1. CAMPANHA ‘KIDDIE PORN’, DA CALVIN KLEIN (1995)

O fotógrafo de moda Steven Meisel filmou jovens modelos respondendo a perguntas em uma espécie de porão, numa a estética que parece pornografia amadora. A linguagem provocativa pode até ser inspiradora e desafiadora, mas o comercial provocou reações tão fortes que levou o Departamento de Justiça dos EUA a abrir uma investigação. No final das contas, a Calvin Klein teve que publicar um anúncio de página inteira no New York Times para declarar, basicamente, que não se tratava de pornografia infantil. Não é exatamente a imagem que você deseja para vender jeans e roupa íntima.

2. MCDONALD’S ARCH DELUXE (1996)

(Crédito: archive.org/Wiki Commons)

Essa foi a tentativa do McDonald’s para atrair clientes adultos mais sofisticados: um molho secreto de mostarda e maionese que a rede divulgou em peças nas quais crianças sentiam nojo por ele. Foi um fracasso que custou mais de US$ 100 milhões à empresa, e  serviu apenas para comprovar que o adultos que iam ao McDonald’s queriam apenas comer o McDonald’s de sempre.

3. WOW CHIPS (1996)

(Crédito: Robyn Beck/AFP/Getty Images)

Quando a Frito-Lay e a Kellogg’s lançaram versões sem gordura de suas maiores marcas de salgadinhos (Pringles, Doritos e Lay’s), foi como um sonho que se tornou realidade para os consumidores preocupados com o peso. As vendas dispararam, até que se descobriu que o ingrediente principal das batatinhas agia como um laxante, provocando cólicas estomacais e diarreia em muitos clientes.

4. ORBITZ BUBBLE SODA (1997)

(Crédito: Wiki Commons)

Era para ser um produto semelhante a uma luminária de lava, ou uma “bebida alternativa com textura aprimorada”, como disse o próprio fabricante, a Clearly Canadian. A bebida de frutas tinha pequenas bolas de gelatina flutuantes. Mas as campanhas publicitárias com slogans como “Prepare-se para embarcar em uma viagem pelas entranhas do Orbitz” e “A bebida com bolas” não foram suficientes para fazer as pessoas esquecerem o gosto horrível e a textura pegajosa da bebida.

5. FLOOZ (1999)

(Crédito: Reprodução/Flooz.com)

Batizada com o nome de uma gíria marroquina para dinheiro, a moeda digital permitia às pessoas comprar vale-presentes pelo e-commerce de alguns varejistas. Como na época comprar com cartão de crédito na Internet era considerado perigoso (!), Whoopi Goldberg assinou contrato para ser a porta-voz confiável do Flooz. A novidade logo passou à medida que as pessoas se cansaram de ficar presas apenas a algumas lojas – e a uma rede gigante de fraudes.
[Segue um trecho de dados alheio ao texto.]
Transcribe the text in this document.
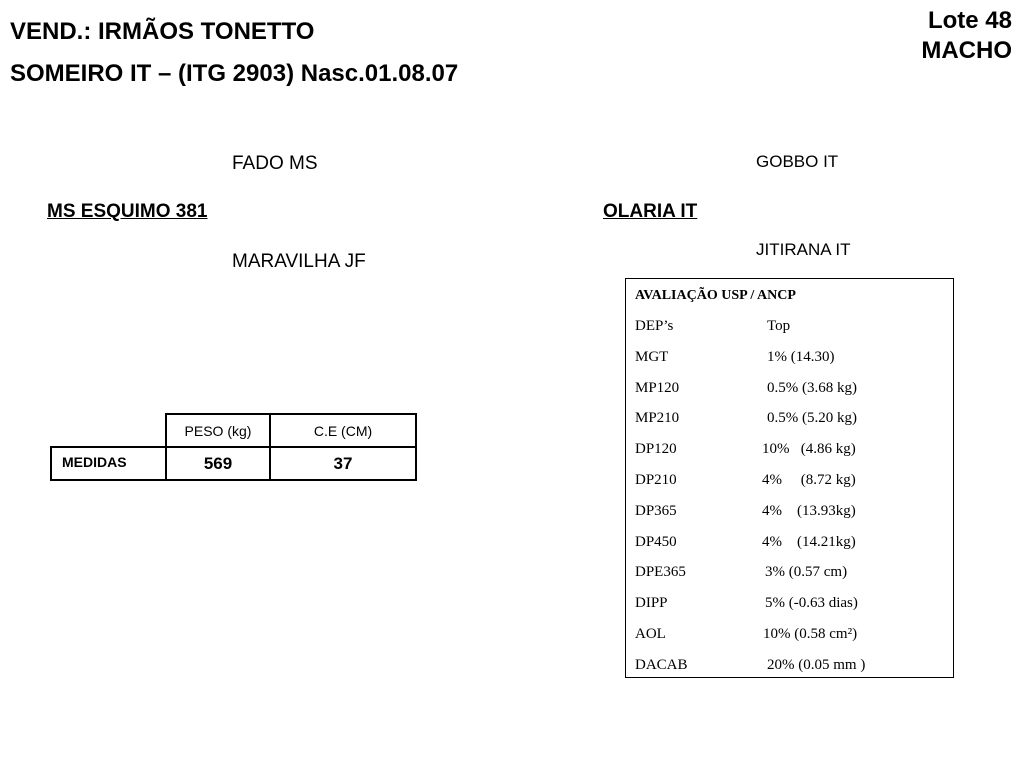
VEND.: IRMÃOS TONETTO
SOMEIRO IT – (ITG 2903) Nasc.01.08.07
Lote 48
MACHO
FADO MS
MS ESQUIMO 381
MARAVILHA JF
GOBBO IT
OLARIA IT
JITIRANA IT
	PESO (kg)	C.E (CM)
MEDIDAS	569	37
AVALIAÇÃO USP / ANCP
DEP’s	Top
MGT	1% (14.30)
MP120	0.5% (3.68 kg)
MP210	0.5% (5.20 kg)
DP120	10%   (4.86 kg)
DP210	4%     (8.72 kg)
DP365	4%    (13.93kg)
DP450	4%    (14.21kg)
DPE365	3% (0.57 cm)
DIPP	5% (-0.63 dias)
AOL	10% (0.58 cm²)
DACAB	20% (0.05 mm )
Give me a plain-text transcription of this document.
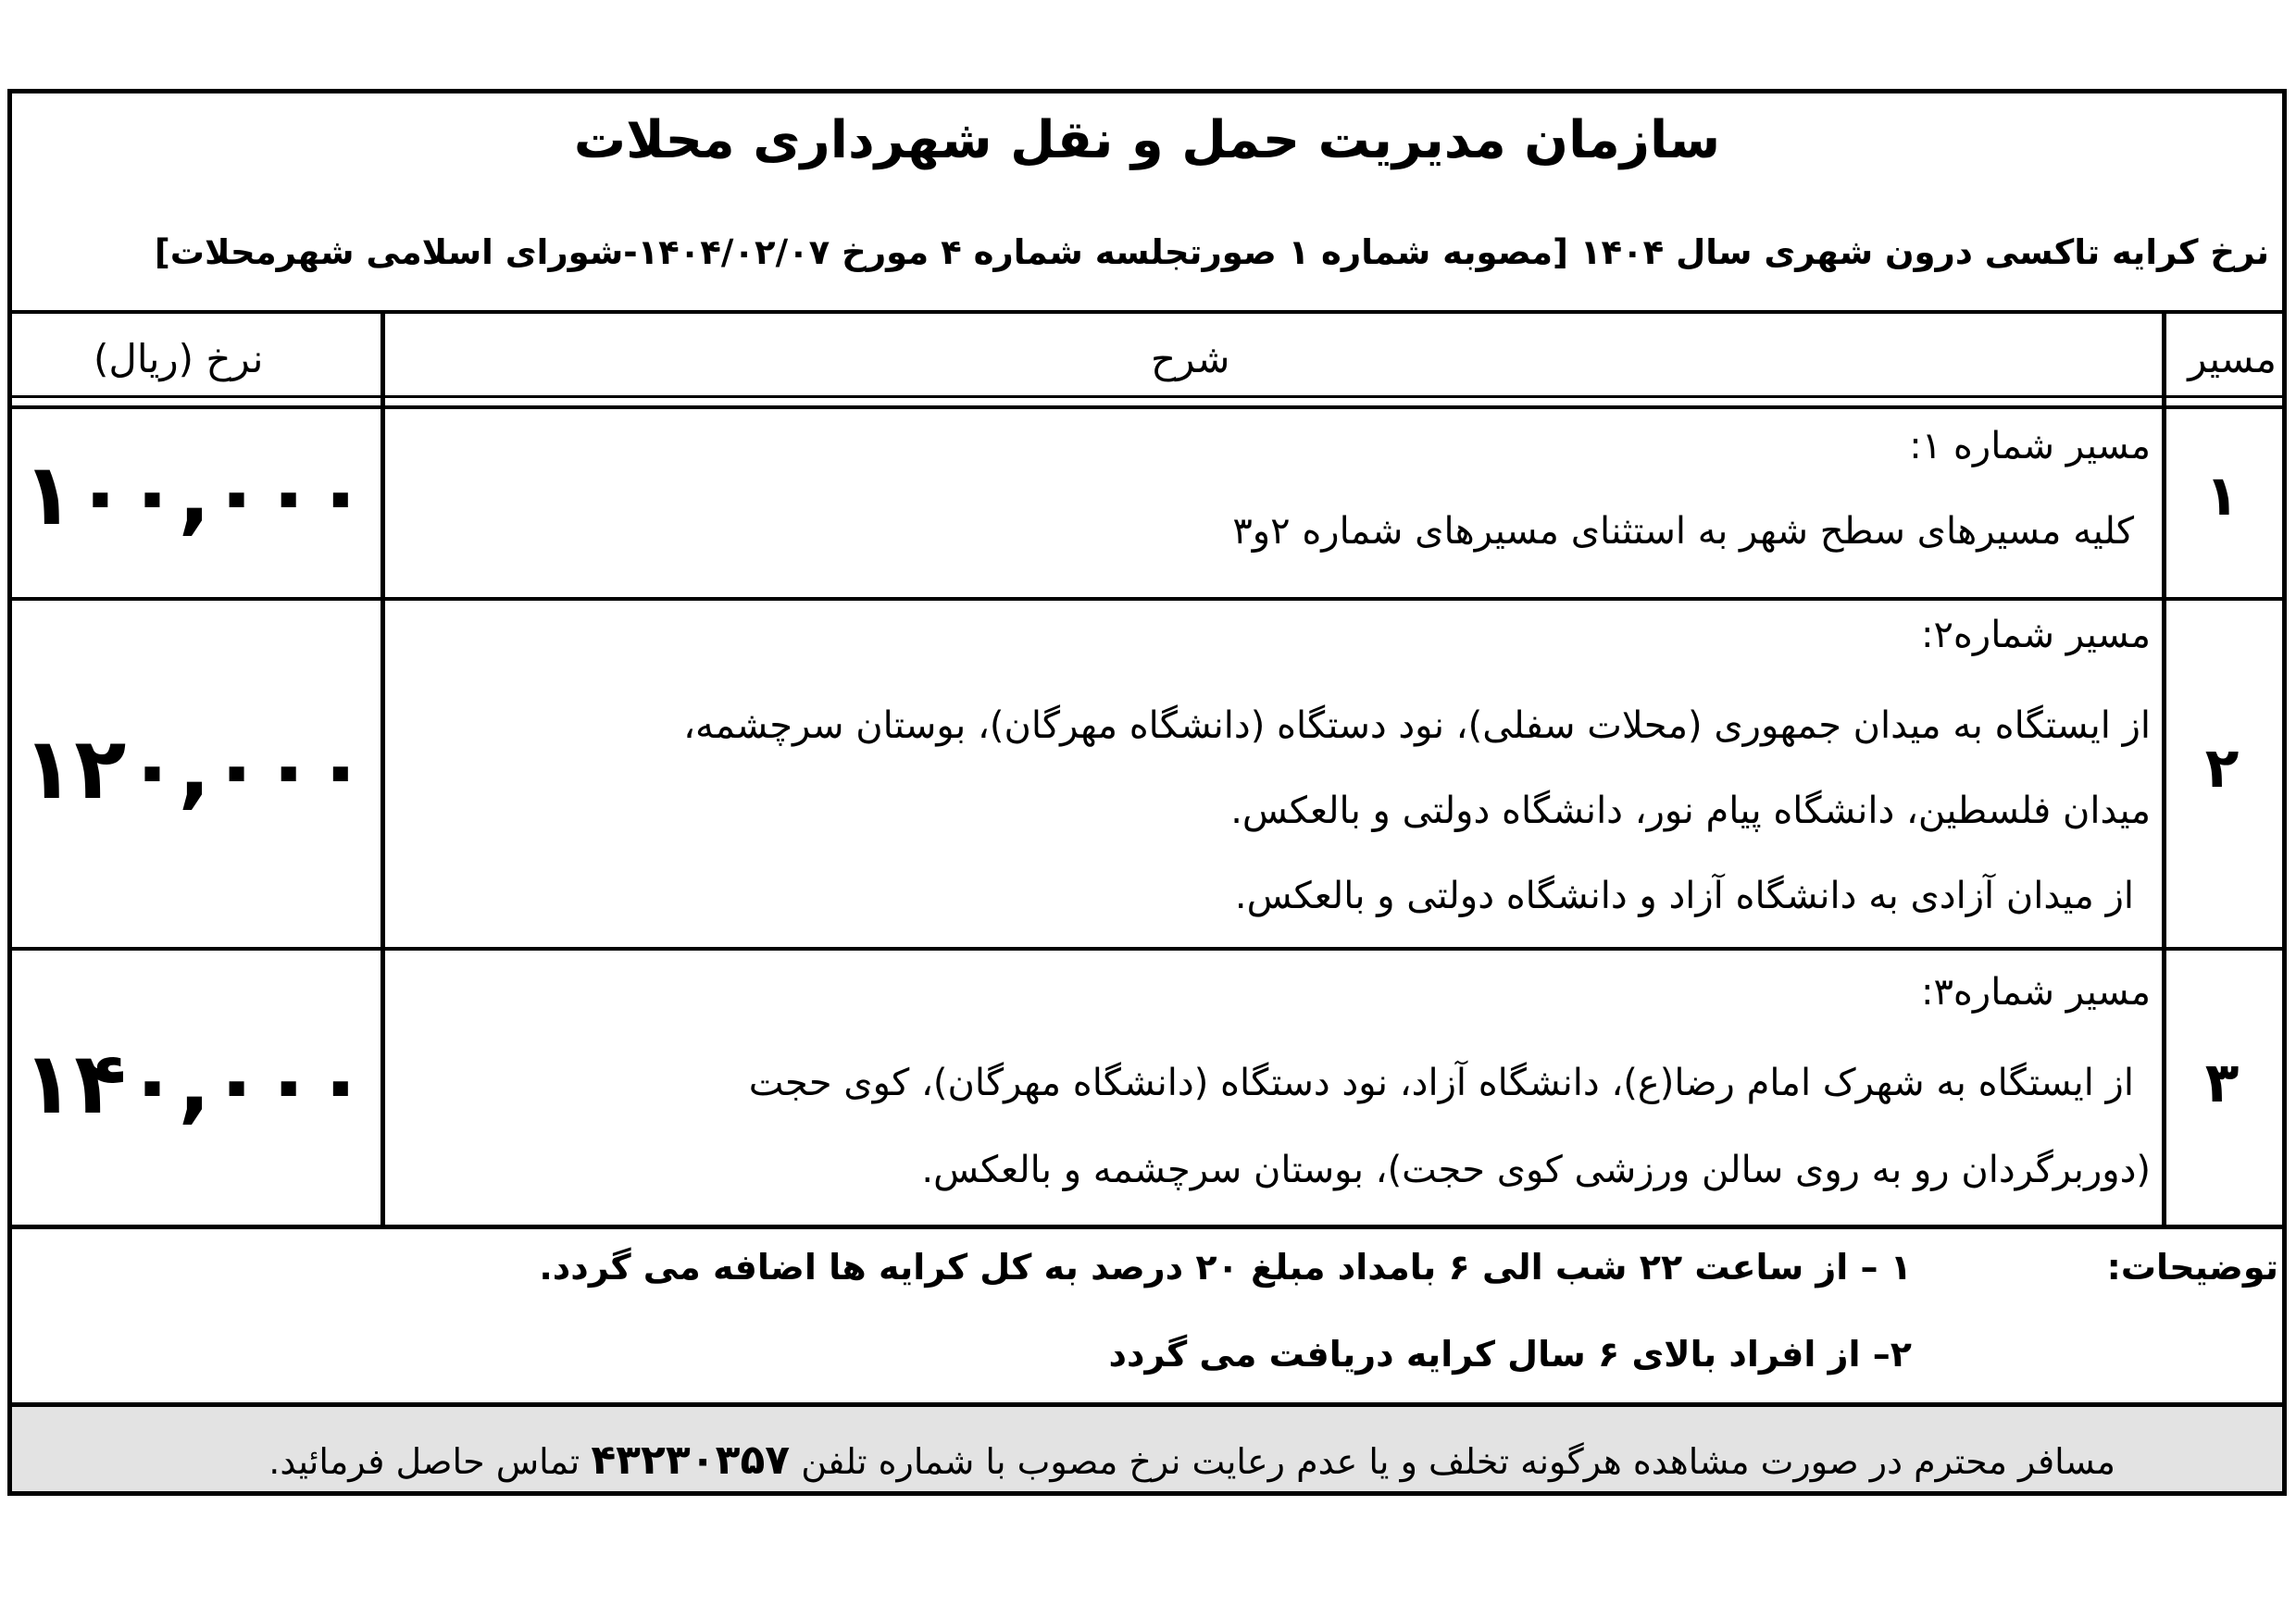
سازمان مدیریت حمل و نقل شهرداری محلات
نرخ کرایه تاکسی درون شهری سال ۱۴۰۴ [مصوبه شماره ۱ صورتجلسه شماره ۴ مورخ ۱۴۰۴/۰۲/۰۷-شورای اسلامی شهرمحلات]
مسیر
شرح
نرخ (ریال)
۱
مسیر شماره ۱:
کلیه مسیرهای سطح شهر به استثنای مسیرهای شماره ۲و۳
۱۰۰,۰۰۰
۲
مسیر شماره۲:
از ایستگاه به میدان جمهوری (محلات سفلی)، نود دستگاه (دانشگاه مهرگان)، بوستان سرچشمه،
میدان فلسطین، دانشگاه پیام نور، دانشگاه دولتی و بالعکس.
از میدان آزادی به دانشگاه آزاد و دانشگاه دولتی و بالعکس.
۱۲۰,۰۰۰
۳
مسیر شماره۳:
از ایستگاه به شهرک امام رضا(ع)، دانشگاه آزاد، نود دستگاه (دانشگاه مهرگان)، کوی حجت
(دوربرگردان رو به روی سالن ورزشی کوی حجت)، بوستان سرچشمه و بالعکس.
۱۴۰,۰۰۰
توضیحات:
۱ – از ساعت ۲۲ شب الی ۶ بامداد مبلغ ۲۰ درصد به کل کرایه ها اضافه می گردد.
۲– از افراد بالای ۶ سال کرایه دریافت می گردد
مسافر محترم در صورت مشاهده هرگونه تخلف و یا عدم رعایت نرخ مصوب با شماره تلفن ۴۳۲۳۰۳۵۷ تماس حاصل فرمائید.
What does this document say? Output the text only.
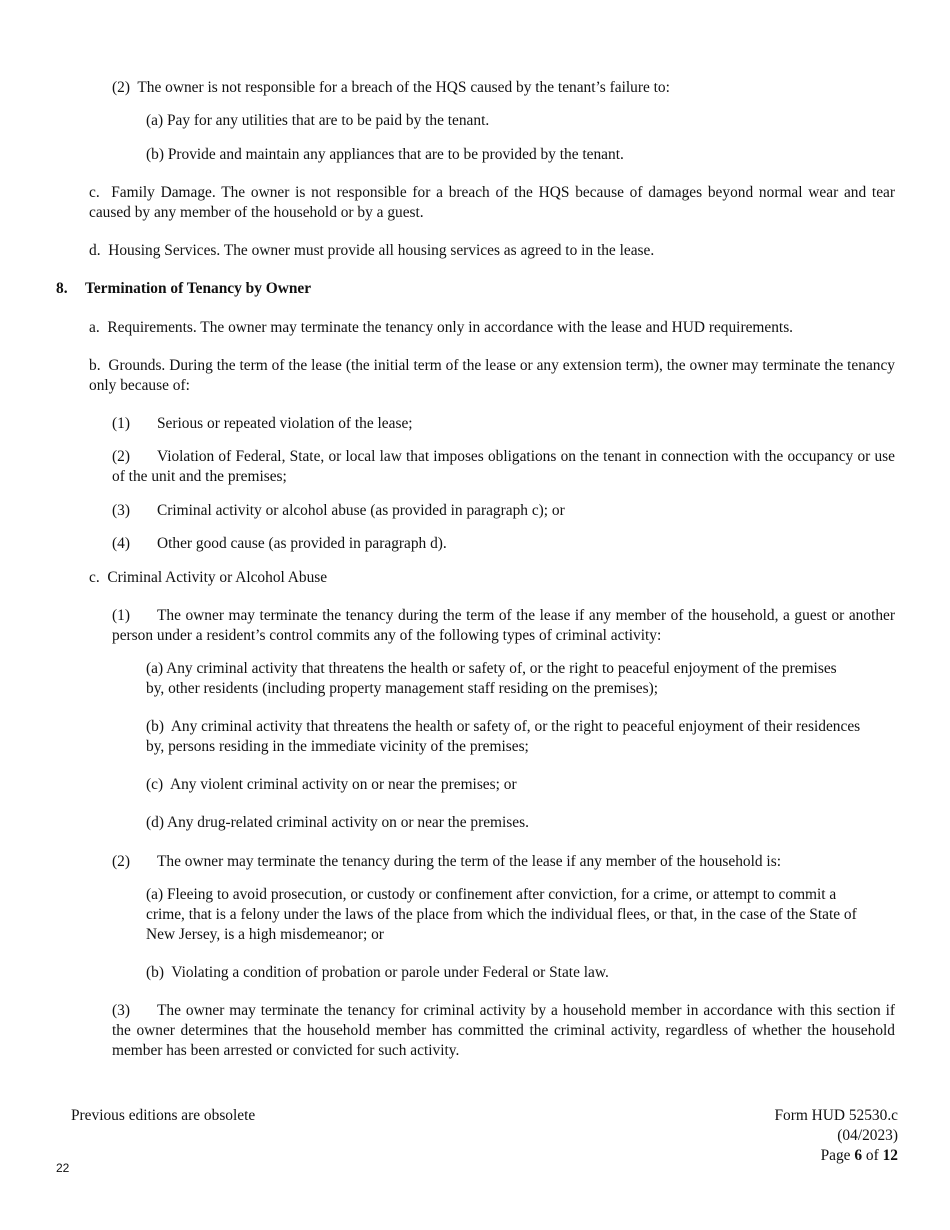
(2) The owner is not responsible for a breach of the HQS caused by the tenant’s failure to:

(a) Pay for any utilities that are to be paid by the tenant.

(b) Provide and maintain any appliances that are to be provided by the tenant.

c. Family Damage. The owner is not responsible for a breach of the HQS because of damages beyond normal wear and tear caused by any member of the household or by a guest.

d. Housing Services. The owner must provide all housing services as agreed to in the lease.

8. Termination of Tenancy by Owner

a. Requirements. The owner may terminate the tenancy only in accordance with the lease and HUD requirements.

b. Grounds. During the term of the lease (the initial term of the lease or any extension term), the owner may terminate the tenancy only because of:

(1) Serious or repeated violation of the lease;

(2) Violation of Federal, State, or local law that imposes obligations on the tenant in connection with the occupancy or use of the unit and the premises;

(3) Criminal activity or alcohol abuse (as provided in paragraph c); or

(4) Other good cause (as provided in paragraph d).

c. Criminal Activity or Alcohol Abuse

(1) The owner may terminate the tenancy during the term of the lease if any member of the household, a guest or another person under a resident’s control commits any of the following types of criminal activity:

(a) Any criminal activity that threatens the health or safety of, or the right to peaceful enjoyment of the premises by, other residents (including property management staff residing on the premises);

(b) Any criminal activity that threatens the health or safety of, or the right to peaceful enjoyment of their residences by, persons residing in the immediate vicinity of the premises;

(c) Any violent criminal activity on or near the premises; or

(d) Any drug-related criminal activity on or near the premises.

(2) The owner may terminate the tenancy during the term of the lease if any member of the household is:

(a) Fleeing to avoid prosecution, or custody or confinement after conviction, for a crime, or attempt to commit a crime, that is a felony under the laws of the place from which the individual flees, or that, in the case of the State of New Jersey, is a high misdemeanor; or

(b) Violating a condition of probation or parole under Federal or State law.

(3) The owner may terminate the tenancy for criminal activity by a household member in accordance with this section if the owner determines that the household member has committed the criminal activity, regardless of whether the household member has been arrested or convicted for such activity.

Previous editions are obsolete	Form HUD 52530.c
(04/2023)
Page 6 of 12
22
A empresa desapareceu em 2001.

6. PONTIAC AZTEK (2000)

(Crédito: Daniel Lippitt/AFP/Getty Images)

Ele pode ter sido o carro de Walter White na série Breaking Bad, mas foi um grande erro para a maioria das pessoas. Amplamente considerado um dos carros mais feios já produzidos, era inicialmente destinado a atrair o público grunge (!?). A General Motors tinha grandes esperanças, mas nunca vendeu mais que um punhado de carros. Quando foi descontinuado, os olhos humanos agradeceram.

7. SEGWAY (2001)

(Crédito: Rick Friedman/ Corbis/Getty Images)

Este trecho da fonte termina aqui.